Friday, October 21, 2016

Certain Women


CERTAIN WOMEN   ***

Kelly Reichardt
2016


IDEA:  Three women in Montana - a lawyer with a volatile client, a family woman looking to build new property, and an independent ranch hand - experience adversities small and large.


BLURB:  The women of Certain Women are steady, determined, and courageous in ways they never have to call attention to. Kelly Reichardt, whose filmmaking is shorn of any shred of didacticism or bombast, gets this, and presents them plainly: never are they dramatically elevated to symbols of a particular gendered condition, but shown as humans negotiating the particulars of their socio-cultural environment. In this case, that’s an American West that Reichardt has remarkably demystified and empowered at once. Written and hegemonically upheld by Man, she doesn’t so much reimagine the landscape from a contemporary female perspective as demonstrate how its ideals are experienced and reworked through various female subjectivities. Law, property, and freedom, those sacrosanct male-scripted institutions, are undertaken by the women of Reichardt’s film, who operate within their patriarchal constraints while asserting their own agencies. Certain Women is not after a polemical call-to-arms but an inductive observation of social roles prescribed by gender and, in the superior final chapter of its triptych, by class, race, and sexuality. Reichardt offers neither a fantasy to redress systemic inequality nor a jeremiad; in the fashion befitting her unsentimental, understated style, she simply shows women living their lives, compelling us to realize that when it comes to the art of the West, that’s a quietly revolutionary thing indeed.

Tuesday, October 11, 2016

Cameraperson


CAMERAPERSON   ***1/2

Kirsten Johnson
2016


IDEA:  A film composed of unused footage cinematographer Kirsten Johnson shot for several documentaries. 


BLURB:  Without being precious or overly academic about it, Cameraperson demonstrates the transcendent body- and mind-expanding functions of the cinematographic camera apparatus. It’s right there in the title: for Johnson as it is for the spectator, the camera conflates with the individual, becoming an annex organ that has the capacity to enact and fulfill innate human needs. The humanist core that blossoms through the film’s measured formality attests to this central truth. Johnson gets us to reify how the apparatus gratifies our passion for perceiving; the ways in which it orients us in the world through mediation and identification; how it sparks our consciousnesses and consciences to make us agents of social awareness and change; most poignantly, through her deeply personal meditation on memory, deterioration, and death, its ability to overcome the constraints of time by memorializing that which is most transient. Indeed, Johnson formulates her film as a memoir, and yet we only ever see her once, briefly. In truth, there’s no need to see her at all: her footage becomes a gestalt, its content and precise formal choices enough to evince the character of the person who produced it, its collage emerging as a veritable archive of her memory and emanation of her very being. At all times asserting the presence of the camera and the influence of the person behind it, Cameraperson posits the apparatus not as a mechanical observer, but as a fundamentally human project, activated only in its interaction with the body and mind, and endowed with all the moral responsibility and fragility that inevitably entails.

Saturday, October 1, 2016

The Birth of a Nation


THE BIRTH OF A NATION   ***

Nate Parker
2016


IDEA:  The story of Nat Turner, a preacher who led fellow slaves in an insurgency against their owners in 1831 Virginia.
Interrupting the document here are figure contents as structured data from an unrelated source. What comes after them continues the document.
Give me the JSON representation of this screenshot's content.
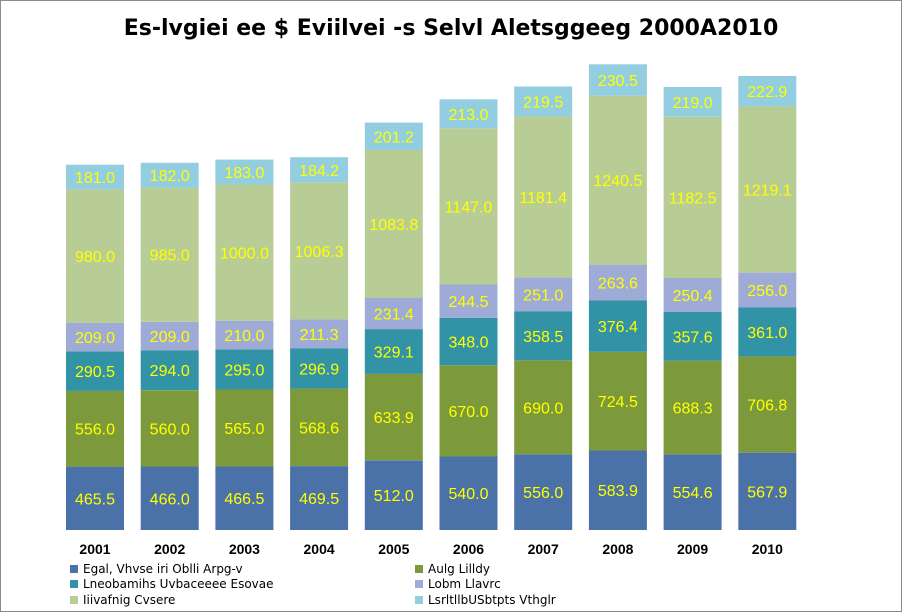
{
  "chart_data": {
    "type": "bar",
    "stacked": true,
    "title": "Es-lvgiei ee $ Eviilvei -s Selvl Aletsggeeg 2000A2010",
    "categories": [
      "2001",
      "2002",
      "2003",
      "2004",
      "2005",
      "2006",
      "2007",
      "2008",
      "2009",
      "2010"
    ],
    "series": [
      {
        "name": "Egal, Vhvse iri Oblli Arpg-v",
        "color": "#4a72a8",
        "labels": [
          "465.5",
          "466.0",
          "466.5",
          "469.5",
          "512.0",
          "540.0",
          "556.0",
          "583.9",
          "554.6",
          "567.9"
        ],
        "values": [
          465.5,
          466.0,
          466.5,
          469.5,
          512.0,
          540.0,
          556.0,
          583.9,
          554.6,
          567.9
        ]
      },
      {
        "name": "Aulg Lilldy",
        "color": "#7c9a3c",
        "labels": [
          "556.0",
          "560.0",
          "565.0",
          "568.6",
          "633.9",
          "670.0",
          "690.0",
          "724.5",
          "688.3",
          "706.8"
        ],
        "values": [
          556.0,
          560.0,
          565.0,
          568.6,
          633.9,
          670.0,
          690.0,
          724.5,
          688.3,
          706.8
        ]
      },
      {
        "name": "Lneobamihs Uvbaceeee Esovae",
        "color": "#3292a6",
        "labels": [
          "290.5",
          "294.0",
          "295.0",
          "296.9",
          "329.1",
          "348.0",
          "358.5",
          "376.4",
          "357.6",
          "361.0"
        ],
        "values": [
          290.5,
          294.0,
          295.0,
          296.9,
          329.1,
          348.0,
          358.5,
          376.4,
          357.6,
          361.0
        ]
      },
      {
        "name": "Lobm Llavrc",
        "color": "#9eabd6",
        "labels": [
          "209.0",
          "209.0",
          "210.0",
          "211.3",
          "231.4",
          "244.5",
          "251.0",
          "263.6",
          "250.4",
          "256.0"
        ],
        "values": [
          209.0,
          209.0,
          210.0,
          211.3,
          231.4,
          244.5,
          251.0,
          263.6,
          250.4,
          256.0
        ]
      },
      {
        "name": "Iiivafnig Cvsere",
        "color": "#b8cd96",
        "labels": [
          "980.0",
          "985.0",
          "1000.0",
          "1006.3",
          "1083.8",
          "1147.0",
          "1181.4",
          "1240.5",
          "1182.5",
          "1219.1"
        ],
        "values": [
          980.0,
          985.0,
          1000.0,
          1006.3,
          1083.8,
          1147.0,
          1181.4,
          1240.5,
          1182.5,
          1219.1
        ]
      },
      {
        "name": "LsrltllbUSbtpts Vthglr",
        "color": "#93cde0",
        "labels": [
          "181.0",
          "182.0",
          "183.0",
          "184.2",
          "201.2",
          "213.0",
          "219.5",
          "230.5",
          "219.0",
          "222.9"
        ],
        "values": [
          181.0,
          182.0,
          183.0,
          184.2,
          201.2,
          213.0,
          219.5,
          230.5,
          219.0,
          222.9
        ]
      }
    ],
    "data_label_color": "#ffff00",
    "grid": false,
    "legend_position": "bottom"
  }
}
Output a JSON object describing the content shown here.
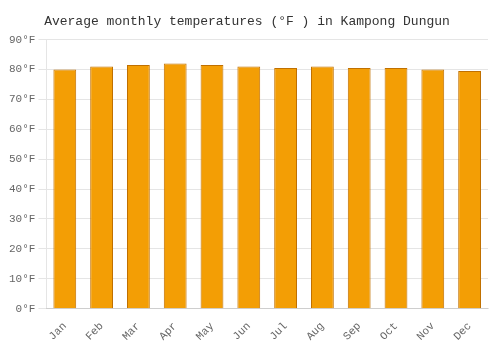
{
  "chart_data": {
    "type": "bar",
    "title": "Average monthly temperatures (°F ) in Kampong Dungun",
    "categories": [
      "Jan",
      "Feb",
      "Mar",
      "Apr",
      "May",
      "Jun",
      "Jul",
      "Aug",
      "Sep",
      "Oct",
      "Nov",
      "Dec"
    ],
    "values": [
      80,
      81,
      81.5,
      82,
      81.5,
      81,
      80.5,
      81,
      80.5,
      80.5,
      80,
      79.5
    ],
    "color": "#F39E05",
    "ylim": [
      0,
      90
    ],
    "yticks": [
      {
        "value": 0,
        "label": "0°F"
      },
      {
        "value": 10,
        "label": "10°F"
      },
      {
        "value": 20,
        "label": "20°F"
      },
      {
        "value": 30,
        "label": "30°F"
      },
      {
        "value": 40,
        "label": "40°F"
      },
      {
        "value": 50,
        "label": "50°F"
      },
      {
        "value": 60,
        "label": "60°F"
      },
      {
        "value": 70,
        "label": "70°F"
      },
      {
        "value": 80,
        "label": "80°F"
      },
      {
        "value": 90,
        "label": "90°F"
      }
    ],
    "grid": true
  }
}
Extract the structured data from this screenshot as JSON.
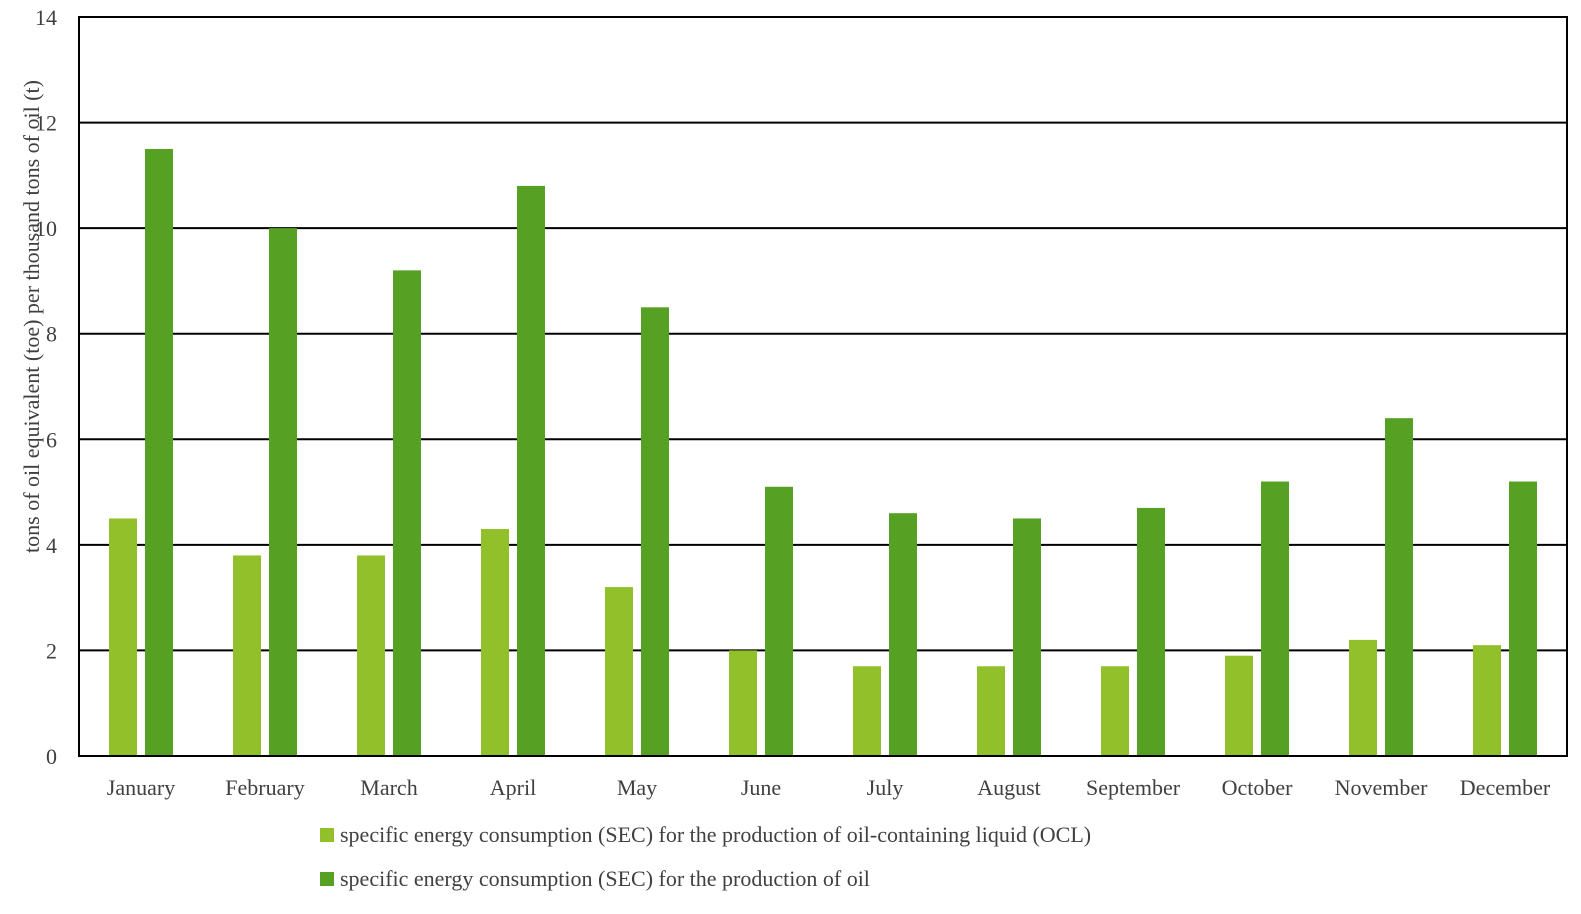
{
  "chart_data": {
    "type": "bar",
    "title": "",
    "xlabel": "",
    "ylabel": "tons of oil equivalent (toe) per thousand tons of oil (t)",
    "ylim": [
      0,
      14
    ],
    "yticks": [
      "0",
      "2",
      "4",
      "6",
      "8",
      "10",
      "12",
      "14"
    ],
    "grid": true,
    "legend_position": "bottom",
    "categories": [
      "January",
      "February",
      "March",
      "April",
      "May",
      "June",
      "July",
      "August",
      "September",
      "October",
      "November",
      "December"
    ],
    "series": [
      {
        "name": "specific energy consumption (SEC) for the production of oil-containing liquid (OCL)",
        "color": "#92c02a",
        "values": [
          4.5,
          3.8,
          3.8,
          4.3,
          3.2,
          2.0,
          1.7,
          1.7,
          1.7,
          1.9,
          2.2,
          2.1
        ]
      },
      {
        "name": "specific energy consumption (SEC) for the production of oil",
        "color": "#56a024",
        "values": [
          11.5,
          10.0,
          9.2,
          10.8,
          8.5,
          5.1,
          4.6,
          4.5,
          4.7,
          5.2,
          6.4,
          5.2
        ]
      }
    ]
  }
}
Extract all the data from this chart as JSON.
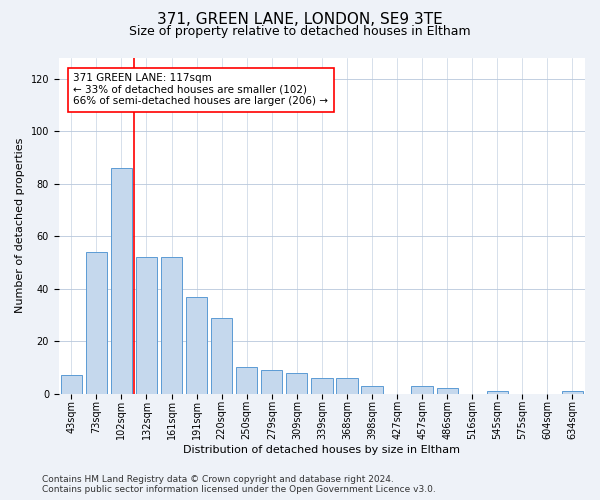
{
  "title1": "371, GREEN LANE, LONDON, SE9 3TE",
  "title2": "Size of property relative to detached houses in Eltham",
  "xlabel": "Distribution of detached houses by size in Eltham",
  "ylabel": "Number of detached properties",
  "categories": [
    "43sqm",
    "73sqm",
    "102sqm",
    "132sqm",
    "161sqm",
    "191sqm",
    "220sqm",
    "250sqm",
    "279sqm",
    "309sqm",
    "339sqm",
    "368sqm",
    "398sqm",
    "427sqm",
    "457sqm",
    "486sqm",
    "516sqm",
    "545sqm",
    "575sqm",
    "604sqm",
    "634sqm"
  ],
  "values": [
    7,
    54,
    86,
    52,
    52,
    37,
    29,
    10,
    9,
    8,
    6,
    6,
    3,
    0,
    3,
    2,
    0,
    1,
    0,
    0,
    1
  ],
  "bar_color": "#c5d8ed",
  "bar_edge_color": "#5b9bd5",
  "annotation_box_text": "371 GREEN LANE: 117sqm\n← 33% of detached houses are smaller (102)\n66% of semi-detached houses are larger (206) →",
  "red_line_x": 2.5,
  "ylim_max": 128,
  "yticks": [
    0,
    20,
    40,
    60,
    80,
    100,
    120
  ],
  "bg_color": "#eef2f8",
  "plot_bg_color": "#ffffff",
  "title1_fontsize": 11,
  "title2_fontsize": 9,
  "ylabel_fontsize": 8,
  "xlabel_fontsize": 8,
  "tick_fontsize": 7,
  "annot_fontsize": 7.5,
  "footer_fontsize": 6.5,
  "footer1": "Contains HM Land Registry data © Crown copyright and database right 2024.",
  "footer2": "Contains public sector information licensed under the Open Government Licence v3.0."
}
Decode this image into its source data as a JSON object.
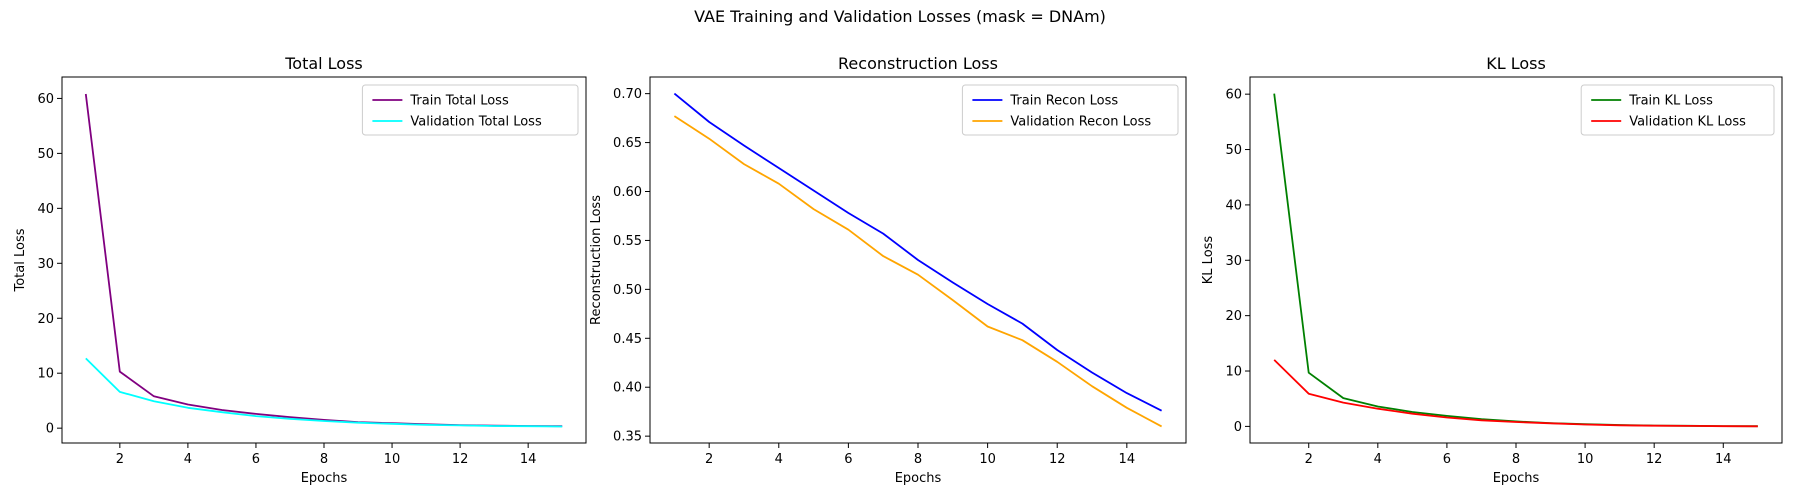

BLURB:  Bristling with urgency and palpable moral outrage, The Birth of a Nation decocts American racial tensions in service of a cathartic cri de coeur for our uneasy times. More than a retelling of a historical event, the film is energized by the politics of the contemporary moment that inform its righteous anger. Nate Parker potently builds the cultural resonances into the picture, locating biblical and modern parallels in a story he fashions as both myth and future social promise. The portrayal of profoundly recusant slave Nat Turner could rightly be dinged for hagiography if not for the way he becomes filtered through his own homiletic teachings: while the Christ imagery is heavy-handed and often excessive, especially considering Parker has cast himself in the sanctified role, it is drawn from a place deeply connected to the guiding principles of his character and the culture he emboldens. Like the film’s title, it is also an emphatic reclamation of text that has and continues to be used to persecute and subjugate. Parker bluntly foregrounds this safeguard of religion to underscore its centrality and assert its primary purpose as one of enlightenment. He also calls upon other hallmarks of what would become the civil rights movement, giving particularly persuasive space to the rallying power of oration. The Birth of a Nation is not an especially refined film, and it shouldn’t have to be. Parker’s rough-edged, two-fisted approach bespeaks a visceral, untrammeled expression that in many ways disarms legitimate reservations about his film’s design. An emotional and political deflagration, it bursts forth as a splanchnic howl from the depths of an embattled African American psyche.